口座開設の詳しい流れは口座開設の流れ(個人)のページでご確認いただけます。
よくある質問
Q積立はいくらから始められますか?
CoinTradeの積立運用サービスは500円から始めることができます。毎日または毎月(5日・15日・25日)から積立サイクルを選べるため、ご自身のペースに合わせて無理なく続けられます。

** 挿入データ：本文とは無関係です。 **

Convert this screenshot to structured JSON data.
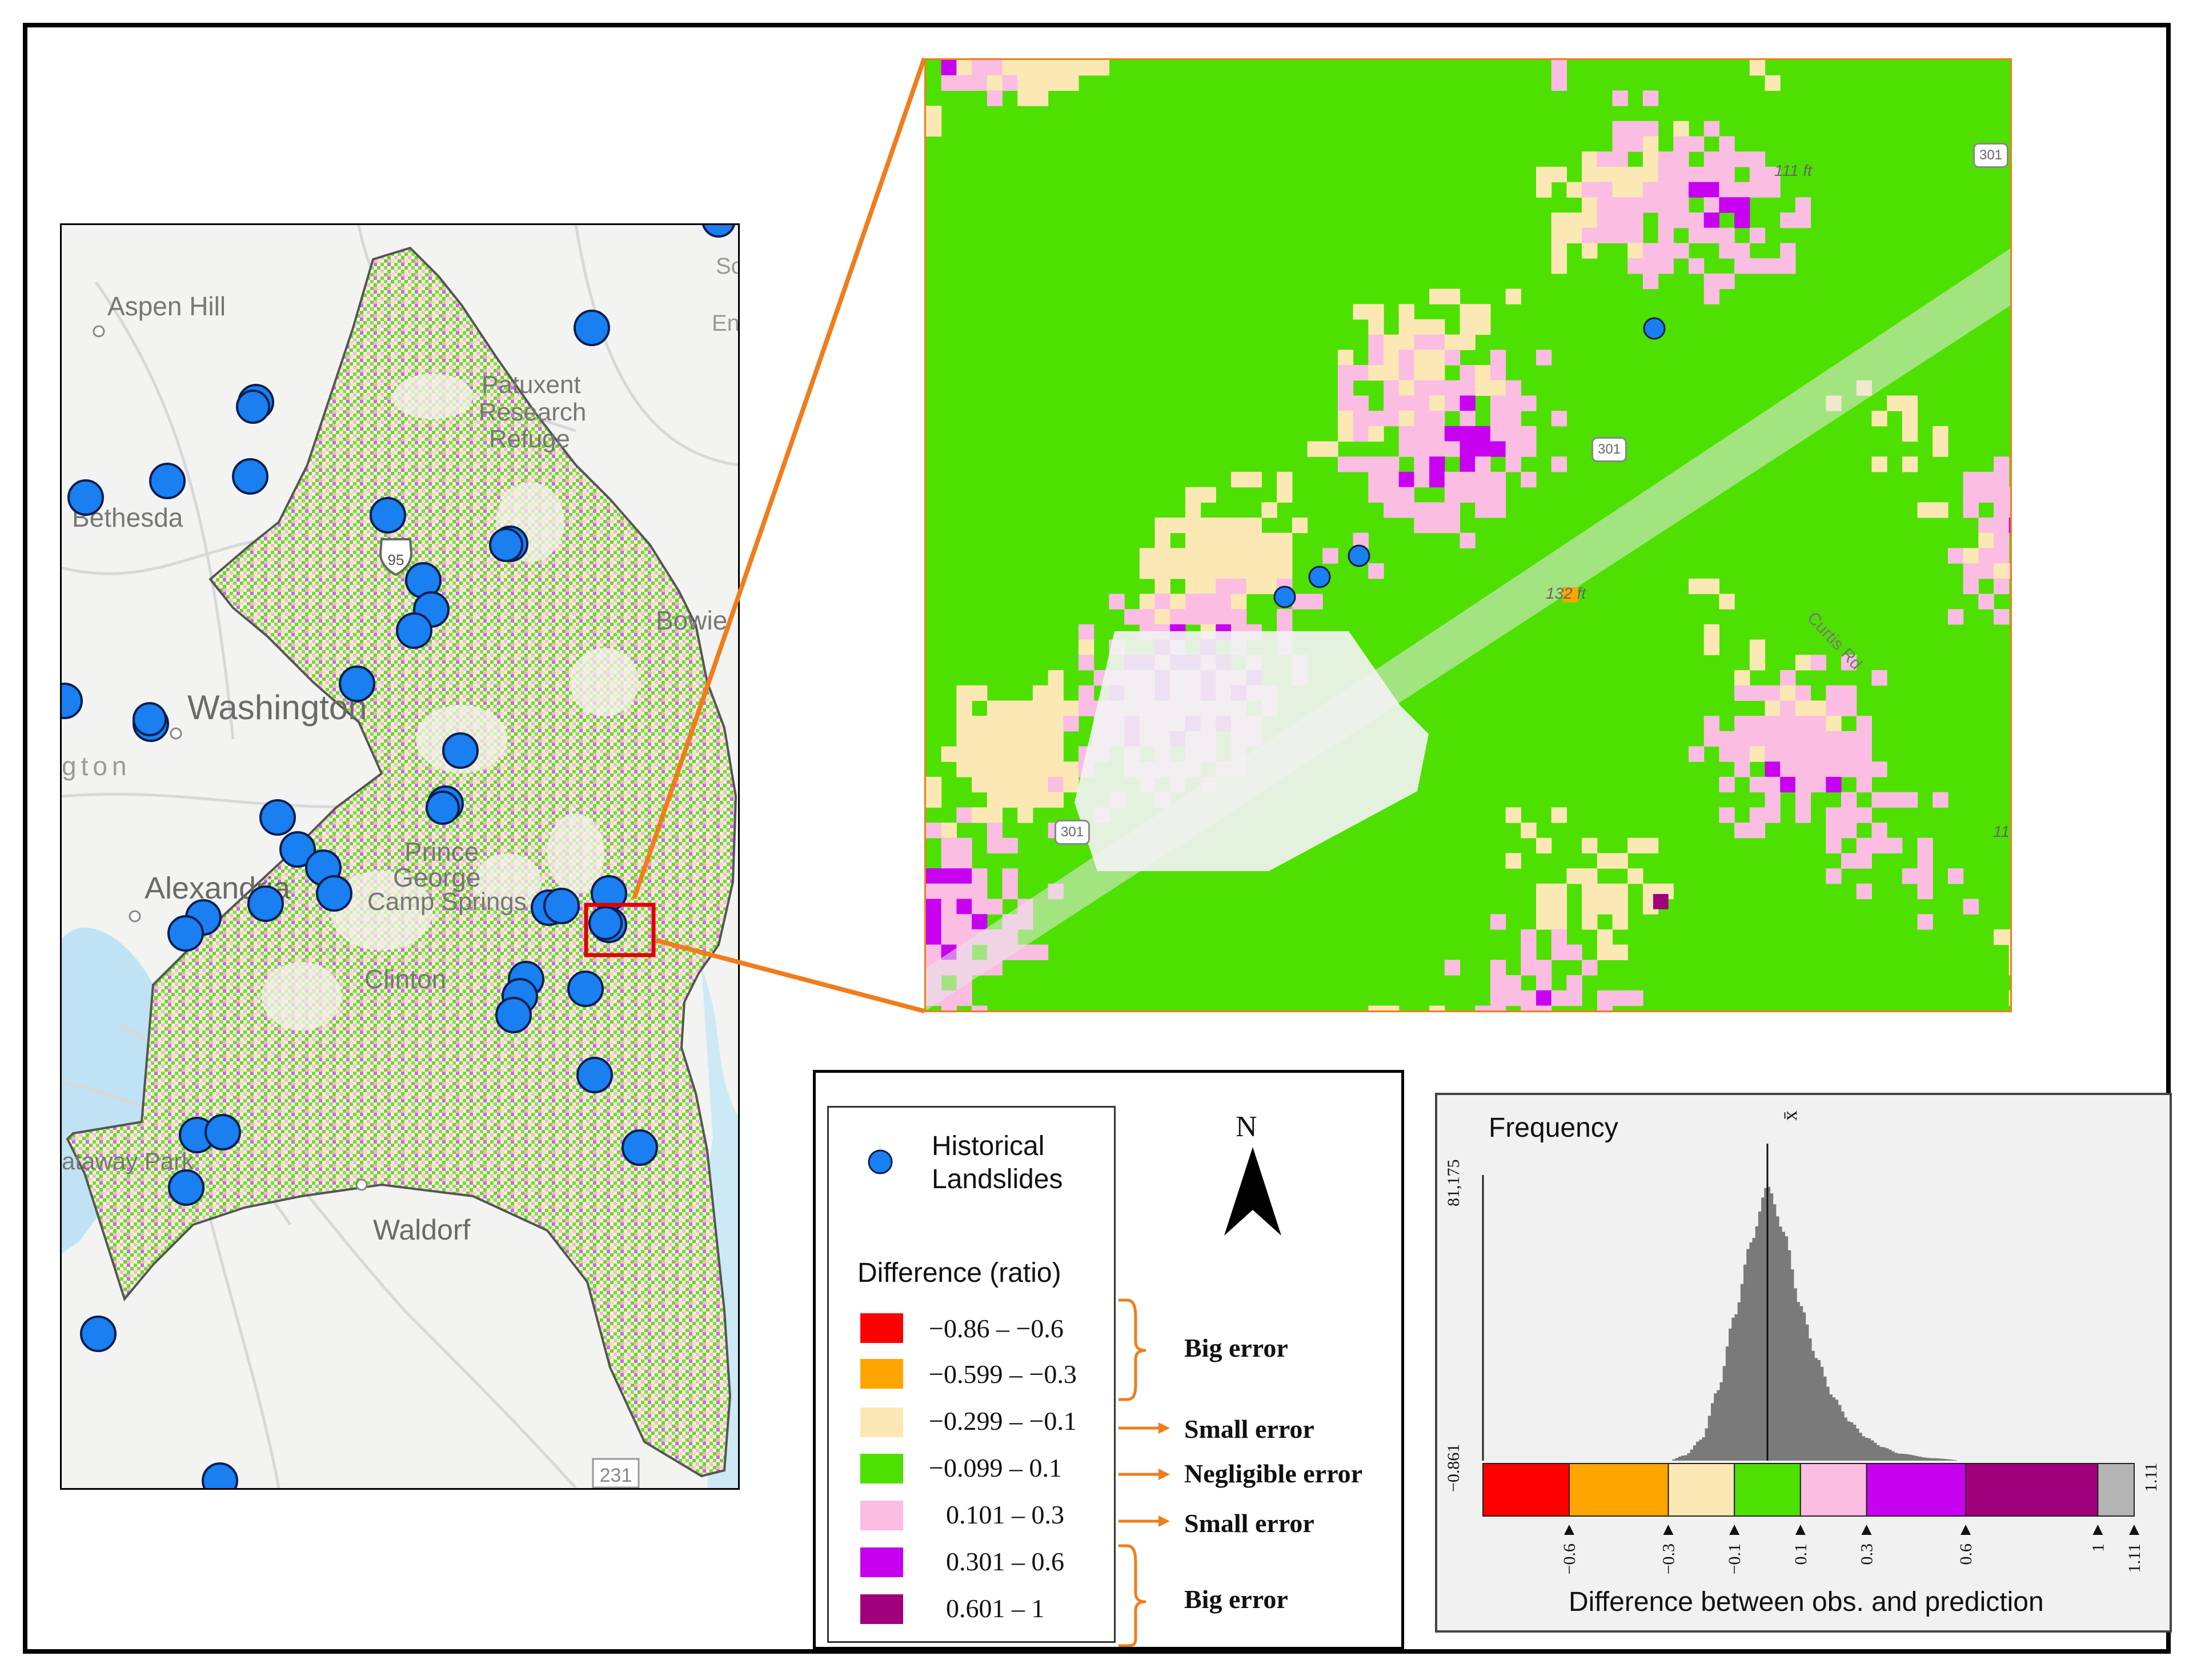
{
  "left_map": {
    "place_labels": [
      "Aspen Hill",
      "Patuxent",
      "Research",
      "Refuge",
      "Bethesda",
      "Bowie",
      "Washington",
      "Alexandria",
      "Prince",
      "George",
      "Camp Springs",
      "Clinton",
      "Waldorf",
      "ataway Park",
      "gton",
      "Sc",
      "En"
    ],
    "road_shields": [
      "95",
      "231"
    ]
  },
  "inset_map": {
    "labels": [
      "111 ft",
      "132 ft",
      "Curtis Rd",
      "11"
    ],
    "road_shields": [
      "301",
      "301",
      "301"
    ]
  },
  "legend": {
    "landslide_label_line1": "Historical",
    "landslide_label_line2": "Landslides",
    "north_label": "N",
    "difference_title": "Difference (ratio)",
    "classes": [
      {
        "range": "−0.86 – −0.6",
        "color": "#ff0000"
      },
      {
        "range": "−0.599 – −0.3",
        "color": "#ffa500"
      },
      {
        "range": "−0.299 – −0.1",
        "color": "#fce8b4"
      },
      {
        "range": "−0.099 – 0.1",
        "color": "#4ee000"
      },
      {
        "range": "0.101 – 0.3",
        "color": "#fbbde2"
      },
      {
        "range": "0.301 – 0.6",
        "color": "#c800f0"
      },
      {
        "range": "0.601 – 1",
        "color": "#a0007c"
      }
    ],
    "error_labels": [
      "Big error",
      "Small error",
      "Negligible error",
      "Small error",
      "Big error"
    ],
    "colors": {
      "landslide": "#1a7ff0",
      "arrow": "#f07d1c",
      "highlight": "#e00000"
    }
  },
  "histogram": {
    "y_label": "Frequency",
    "y_max_label": "81,175",
    "min_label": "−0.861",
    "max_label": "1.11",
    "mean_symbol": "x̄",
    "x_label": "Difference between obs. and prediction",
    "tick_labels": [
      "−0.6",
      "−0.3",
      "−0.1",
      "0.1",
      "0.3",
      "0.6",
      "1",
      "1.11"
    ],
    "color_bar": [
      {
        "from": -0.861,
        "to": -0.6,
        "color": "#ff0000"
      },
      {
        "from": -0.6,
        "to": -0.3,
        "color": "#ffa500"
      },
      {
        "from": -0.3,
        "to": -0.1,
        "color": "#fce8b4"
      },
      {
        "from": -0.1,
        "to": 0.1,
        "color": "#4ee000"
      },
      {
        "from": 0.1,
        "to": 0.3,
        "color": "#fbbde2"
      },
      {
        "from": 0.3,
        "to": 0.6,
        "color": "#c800f0"
      },
      {
        "from": 0.6,
        "to": 1.0,
        "color": "#a0007c"
      },
      {
        "from": 1.0,
        "to": 1.11,
        "color": "#b4b4b4"
      }
    ]
  },
  "chart_data": {
    "type": "bar",
    "y_label": "Frequency",
    "x_label": "Difference between obs. and prediction",
    "xlim": [
      -0.861,
      1.11
    ],
    "ylim": [
      0,
      81175
    ],
    "mean": 0.0,
    "x": [
      -0.3,
      -0.25,
      -0.2,
      -0.15,
      -0.1,
      -0.05,
      0.0,
      0.05,
      0.1,
      0.15,
      0.2,
      0.25,
      0.3,
      0.35,
      0.4,
      0.5,
      0.6
    ],
    "values": [
      0,
      1500,
      6000,
      20000,
      41000,
      62000,
      78000,
      65000,
      44000,
      29000,
      18000,
      11000,
      6500,
      3800,
      2000,
      700,
      0
    ]
  }
}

Q積立中に相場が大きく下がったらどうすればよいですか?
ドルコスト平均法では、価格が下がったタイミングでは同じ金額でより多くの量を購入できます。そのため、下落局面は平均取得単価を下げるチャンスでもあります。ただし、長期的な回復が見込めない場合は積立設定の見直しも検討しましょう。
Q積立した暗号資産に税金はかかりますか?
積立購入自体に税金はかかりません。ただし、購入した暗号資産を売却して利益が出た場合は、雑所得として確定申告が必要になるケースがあります。申告が必要かどうかは所得の種類や金額によって異なりますので、詳細は国税庁のウェブサイトをご確認ください。また、確定申告が必要なケースの解説記事も参考にしてください。
Q積立とステーキングを同時に行うことはできますか?
CoinTradeでは、積立で購入した暗号資産をそのままステーキングに回すことができます。ステーキング対応銘柄であれば、積立購入と同時に運用サービスへの申込が可能です。購入から運用までをワンステップで設定できる点がCoinTradeの大きな特徴です。
まとめ
この記事では、暗号資産の積立について以下の内容を解説しました。
- 暗号資産の積立は「定額・定期・自動購入」で長期的な資産形成を目指す手法
- ドルコスト平均法により、相場の波に左右されにくい平均取得単価の平準化が期待できる
- 少額・自動化・継続しやすさがメリットである一方、元本保証はなく長期視点が前提
- 積立した暗号資産をステーキングやレンディングと組み合わせることで、さらなる活用が可能
- CoinTradeは500円から積立でき、金融庁登録済みの安心感と積立+ステーキングの一括設定が特徴
※1 2026年5月25日現在。年率は変動する場合があります。最新情報はCoinTrade Stakeのサービスページをご確認ください。